# Snorkel

## Introduction

The goal of this lab is to introduce students to the [Snorkel](http://www.snorkel.org) tool and the possibilities of programmatic label generation using the weak-supervised learning paradigm.

In order to use weakly supervised learning to generate labels, it is necessary to create three datasets:

- **train set**: which does not have any labels
- **validation set**: used for hyperparameter optimization, has labels
- **test set**: used only for final model evaluation, has labels

## Labeling functions

The first step will be to load the dataset and split it into a train set and a test set. Since in our set all SMS have a label, we will simulate a weakly supervised learning problem by randomly removing 80% of the labels. Additionally, Snorkel requires numeric labels, so we need to recode the values.

In [None]:
!head data/smsspamcollection.csv

In [None]:
import pandas as pd
import numpy as np

pd.set_option('max_colwidth', 600)

SPAM = 1
HAM = 0
ABSTAIN = -1

df = pd.read_csv('./data/smsspamcollection.csv', 
                 sep='\t', 
                 header=None, 
                 names=['old_label', 'text'])

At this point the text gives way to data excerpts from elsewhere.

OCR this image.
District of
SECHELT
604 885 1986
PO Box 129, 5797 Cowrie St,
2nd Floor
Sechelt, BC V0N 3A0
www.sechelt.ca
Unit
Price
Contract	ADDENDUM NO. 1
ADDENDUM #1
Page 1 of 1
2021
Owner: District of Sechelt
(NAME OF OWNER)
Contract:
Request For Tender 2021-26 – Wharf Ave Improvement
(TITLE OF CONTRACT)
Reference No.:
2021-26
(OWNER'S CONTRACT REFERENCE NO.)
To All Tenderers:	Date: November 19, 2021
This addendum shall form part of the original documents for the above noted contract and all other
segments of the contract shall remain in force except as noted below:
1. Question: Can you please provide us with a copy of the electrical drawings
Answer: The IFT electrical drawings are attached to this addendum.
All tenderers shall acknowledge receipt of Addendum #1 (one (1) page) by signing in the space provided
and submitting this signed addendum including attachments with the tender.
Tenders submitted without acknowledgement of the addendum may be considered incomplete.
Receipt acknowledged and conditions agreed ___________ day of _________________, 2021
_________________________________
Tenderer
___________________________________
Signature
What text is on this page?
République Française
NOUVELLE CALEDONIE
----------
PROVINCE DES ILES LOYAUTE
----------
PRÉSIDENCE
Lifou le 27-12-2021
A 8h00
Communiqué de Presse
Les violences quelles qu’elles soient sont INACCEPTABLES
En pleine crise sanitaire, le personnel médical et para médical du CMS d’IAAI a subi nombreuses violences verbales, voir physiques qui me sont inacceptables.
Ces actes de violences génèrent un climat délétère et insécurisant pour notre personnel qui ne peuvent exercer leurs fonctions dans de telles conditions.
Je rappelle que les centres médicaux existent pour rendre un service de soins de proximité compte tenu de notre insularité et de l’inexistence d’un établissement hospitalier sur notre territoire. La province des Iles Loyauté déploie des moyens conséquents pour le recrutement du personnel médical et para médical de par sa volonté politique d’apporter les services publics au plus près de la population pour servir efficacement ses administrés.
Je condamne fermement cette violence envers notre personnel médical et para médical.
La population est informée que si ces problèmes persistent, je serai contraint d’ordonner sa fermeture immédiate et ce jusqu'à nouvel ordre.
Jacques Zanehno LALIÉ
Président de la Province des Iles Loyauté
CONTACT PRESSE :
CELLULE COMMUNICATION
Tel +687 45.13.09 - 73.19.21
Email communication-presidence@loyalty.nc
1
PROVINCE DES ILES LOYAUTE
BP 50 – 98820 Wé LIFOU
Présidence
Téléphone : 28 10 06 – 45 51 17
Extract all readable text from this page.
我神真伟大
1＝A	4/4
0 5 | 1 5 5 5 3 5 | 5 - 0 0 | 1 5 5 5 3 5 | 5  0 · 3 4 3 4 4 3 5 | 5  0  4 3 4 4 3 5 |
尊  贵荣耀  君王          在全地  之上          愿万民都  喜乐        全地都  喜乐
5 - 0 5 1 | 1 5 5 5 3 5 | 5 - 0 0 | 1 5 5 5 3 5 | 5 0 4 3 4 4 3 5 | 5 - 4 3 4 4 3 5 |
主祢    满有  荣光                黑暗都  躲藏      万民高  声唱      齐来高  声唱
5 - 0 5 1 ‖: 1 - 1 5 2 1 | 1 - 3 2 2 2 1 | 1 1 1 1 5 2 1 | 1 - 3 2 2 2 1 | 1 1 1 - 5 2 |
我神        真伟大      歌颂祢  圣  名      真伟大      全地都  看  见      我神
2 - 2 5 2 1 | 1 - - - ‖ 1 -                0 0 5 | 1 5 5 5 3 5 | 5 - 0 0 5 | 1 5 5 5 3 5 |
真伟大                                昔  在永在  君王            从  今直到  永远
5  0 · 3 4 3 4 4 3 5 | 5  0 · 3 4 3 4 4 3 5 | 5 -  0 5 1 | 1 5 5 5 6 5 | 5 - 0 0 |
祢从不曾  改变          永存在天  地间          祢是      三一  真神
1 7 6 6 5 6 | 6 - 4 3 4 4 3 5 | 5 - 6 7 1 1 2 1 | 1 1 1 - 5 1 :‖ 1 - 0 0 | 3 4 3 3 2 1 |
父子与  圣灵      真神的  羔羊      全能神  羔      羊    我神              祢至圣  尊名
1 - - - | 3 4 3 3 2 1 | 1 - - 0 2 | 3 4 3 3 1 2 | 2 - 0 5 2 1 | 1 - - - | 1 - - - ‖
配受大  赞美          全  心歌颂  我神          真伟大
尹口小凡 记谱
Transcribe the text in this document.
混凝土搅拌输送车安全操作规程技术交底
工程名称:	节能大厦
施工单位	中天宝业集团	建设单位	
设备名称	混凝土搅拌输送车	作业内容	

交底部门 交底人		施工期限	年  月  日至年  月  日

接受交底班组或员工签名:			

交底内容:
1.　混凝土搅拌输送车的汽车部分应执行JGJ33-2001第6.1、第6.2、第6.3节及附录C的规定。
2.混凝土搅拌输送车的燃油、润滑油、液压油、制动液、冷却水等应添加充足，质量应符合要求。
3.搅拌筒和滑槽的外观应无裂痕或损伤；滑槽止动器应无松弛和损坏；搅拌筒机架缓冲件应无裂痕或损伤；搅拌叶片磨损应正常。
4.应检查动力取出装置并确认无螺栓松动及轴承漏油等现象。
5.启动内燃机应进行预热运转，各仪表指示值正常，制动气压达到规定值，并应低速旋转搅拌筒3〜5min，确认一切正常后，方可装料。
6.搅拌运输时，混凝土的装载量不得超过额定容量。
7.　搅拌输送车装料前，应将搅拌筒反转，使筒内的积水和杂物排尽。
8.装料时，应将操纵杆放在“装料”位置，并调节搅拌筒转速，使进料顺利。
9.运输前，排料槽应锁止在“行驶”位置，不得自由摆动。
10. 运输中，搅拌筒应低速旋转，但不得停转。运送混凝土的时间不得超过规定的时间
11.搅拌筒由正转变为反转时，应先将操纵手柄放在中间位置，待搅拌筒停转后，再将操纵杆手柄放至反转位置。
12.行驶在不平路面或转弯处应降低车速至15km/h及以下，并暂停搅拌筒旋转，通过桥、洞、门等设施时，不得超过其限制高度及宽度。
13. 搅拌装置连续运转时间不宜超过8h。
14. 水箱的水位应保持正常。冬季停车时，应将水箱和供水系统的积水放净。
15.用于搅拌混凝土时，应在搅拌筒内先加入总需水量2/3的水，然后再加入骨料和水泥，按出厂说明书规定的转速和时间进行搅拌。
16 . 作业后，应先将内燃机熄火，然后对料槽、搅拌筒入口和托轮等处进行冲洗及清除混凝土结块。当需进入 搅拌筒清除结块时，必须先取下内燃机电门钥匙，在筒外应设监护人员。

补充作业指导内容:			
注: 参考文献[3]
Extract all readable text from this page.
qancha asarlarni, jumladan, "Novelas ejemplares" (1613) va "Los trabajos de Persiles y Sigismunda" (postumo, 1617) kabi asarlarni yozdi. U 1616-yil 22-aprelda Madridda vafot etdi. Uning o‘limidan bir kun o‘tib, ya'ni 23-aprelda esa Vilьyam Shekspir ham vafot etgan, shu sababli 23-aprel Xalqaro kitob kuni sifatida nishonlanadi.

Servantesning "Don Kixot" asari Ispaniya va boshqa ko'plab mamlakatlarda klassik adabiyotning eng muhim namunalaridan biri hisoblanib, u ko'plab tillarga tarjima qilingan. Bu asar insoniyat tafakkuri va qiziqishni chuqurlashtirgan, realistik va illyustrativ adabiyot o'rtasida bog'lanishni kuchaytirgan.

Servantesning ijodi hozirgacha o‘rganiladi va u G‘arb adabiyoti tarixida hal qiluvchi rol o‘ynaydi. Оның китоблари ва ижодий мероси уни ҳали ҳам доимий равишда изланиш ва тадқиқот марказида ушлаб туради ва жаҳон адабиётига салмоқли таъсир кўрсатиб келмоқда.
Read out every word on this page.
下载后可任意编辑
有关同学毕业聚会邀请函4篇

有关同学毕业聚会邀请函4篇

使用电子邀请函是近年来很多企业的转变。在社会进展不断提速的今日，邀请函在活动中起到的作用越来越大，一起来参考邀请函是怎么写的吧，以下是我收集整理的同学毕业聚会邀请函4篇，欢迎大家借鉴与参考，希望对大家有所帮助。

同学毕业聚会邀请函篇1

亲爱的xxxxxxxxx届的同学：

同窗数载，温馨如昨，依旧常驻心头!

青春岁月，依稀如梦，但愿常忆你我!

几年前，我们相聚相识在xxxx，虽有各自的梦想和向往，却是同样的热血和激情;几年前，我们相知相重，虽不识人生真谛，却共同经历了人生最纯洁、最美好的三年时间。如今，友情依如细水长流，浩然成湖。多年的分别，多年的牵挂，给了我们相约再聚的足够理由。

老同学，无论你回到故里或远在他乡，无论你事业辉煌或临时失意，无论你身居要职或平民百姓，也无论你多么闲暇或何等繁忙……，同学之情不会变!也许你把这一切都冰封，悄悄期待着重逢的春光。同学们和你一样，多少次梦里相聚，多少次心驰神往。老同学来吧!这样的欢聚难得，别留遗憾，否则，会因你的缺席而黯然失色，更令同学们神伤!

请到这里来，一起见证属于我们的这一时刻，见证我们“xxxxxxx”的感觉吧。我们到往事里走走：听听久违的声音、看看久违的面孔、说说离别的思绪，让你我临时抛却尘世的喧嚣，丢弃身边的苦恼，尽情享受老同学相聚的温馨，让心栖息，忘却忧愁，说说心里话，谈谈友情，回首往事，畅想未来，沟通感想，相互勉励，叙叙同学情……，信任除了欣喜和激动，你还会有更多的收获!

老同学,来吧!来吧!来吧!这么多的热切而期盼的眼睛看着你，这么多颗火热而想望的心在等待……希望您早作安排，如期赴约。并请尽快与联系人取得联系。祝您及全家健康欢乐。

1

df['label'] = df.old_label.apply(lambda x: SPAM if x == 'spam' else HAM)

df.loc[df.sample(frac=0.8).index, 'label'] = ABSTAIN
df.drop(columns=['old_label'], inplace=True)

df.head()

In [None]:
abstain_idx = df.label == ABSTAIN

abstain_idx

In [None]:
df_train = df[abstain_idx]
df_test = df[~abstain_idx]

In [None]:
df_train.shape, df_test.shape

### Simple keyword search

As a first example, we will use a search for the words "check" and "free" in SMS content

In [None]:
from snorkel.labeling import labeling_function

@labeling_function()
def check(sms):
    return SPAM if "check" in sms.text.lower() else ABSTAIN

@labeling_function()
def free(sms):
    return SPAM if "free" in sms.text.lower() else ABSTAIN

The next step is to apply the labeling functions to the train set.

In [None]:
from snorkel.labeling import PandasLFApplier

lfs = [check, free]

applier = PandasLFApplier(lfs=lfs)
L_train = applier.apply(df=df_train)

The result of applying the set of labeling functions to the train set is a matrix of size $m \times n$, where $m$ is the number of examples and $n$ is the number of labeling functions. The matrix contains the result of applying each function to each example.

In [None]:
L_train[200:250,:]

In [None]:
L_train.shape

In [None]:
df_train.iloc[200,:]

The simplest way to analyze this is to determine the coverage of labeling functions (i.e., the percentage of cases for which the function returned a result other than `ABSTAIN'.

In [None]:
coverage_check, coverage_free = (L_train != ABSTAIN).mean(axis=0)

print(f"Coverage for check(): {coverage_check * 100:.1f}%")
print(f"Coverage for free(): {coverage_free * 100:.1f}%")

Fortunately, Snorkel offers additional tools that allow for deeper analysis of the result of labeling functions.

In [None]:
from snorkel.labeling import LFAnalysis

LFAnalysis(L=L_train, lfs=lfs).lf_summary()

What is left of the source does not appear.